Learning Continuously
Driven by disruptive changes and technological growth, rapid advances in the fields of artificial intelligence and increased automation is creating a massive shift in terms of proficiencies expected in employees.
How much of what you know and apply today in your career comes from what you learnt in your school or college? Not much, I suppose. Studies suggest that our brain is designed to forget half the things it gathered within an hour. Our minds can recall only about 30% of overall learning at any given point. That means we lose out on approximately 70% of things we have learned within days of learning it!
There is a reason for our poor memory. The brain by itself cannot decide what skills or learning will still be useful in the next 6 days or 6 weeks or 6 months. Programmed to retain only recently used data, our brain tends to forget the skills or knowledge it doesn’t use frequently.
The age of ‘knowledge overload’ with its constant flux of new and updated information results in further loss of lesser applied skills. Think about it, how many of us remember the skills picked up in our professional courses or even a learning programme our organisation made us attend 3 years ago?
You will be surprised to know that the shelf-life of skills is anywhere between 18 months to 2 years.
Driven by disruptive changes and technological growth, rapid advances in the fields of artificial intelligence and increased automation is creating a massive shift in terms of proficiencies expected in employees. This means that your current skills are likely to become irrelevant in the next two years. Staying in the ‘learning mode’ beyond your graduation and training programs offered by your company is going to be crucial to your career growth.

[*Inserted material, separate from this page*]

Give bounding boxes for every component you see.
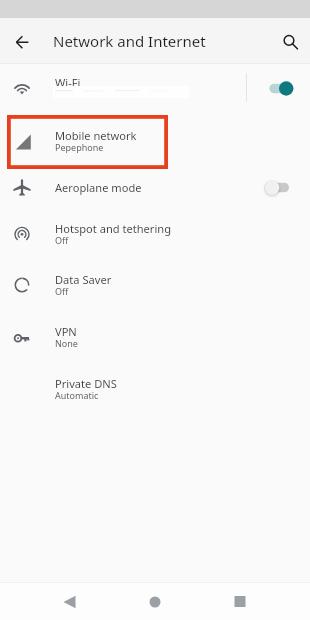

The best way to make most of these exciting times is to follow a two-pronged approach:
- Continuous Learning
- Retention and Recall
Continuous Learning
Continuous learning is necessary to build new skills to grow one’s career path and that’s a given. However, retention is not guaranteed just because you learned something once. Continuous learning works only if you are revising what you learnt. So revision is one way of recall. But it will still follow its own path of loss.
Also, you can’t keep learning the same thing every few days. You also have to upgrade yourself with new skills from time-to-time. So, continuous learning should be to build new skills and not to revise old learning.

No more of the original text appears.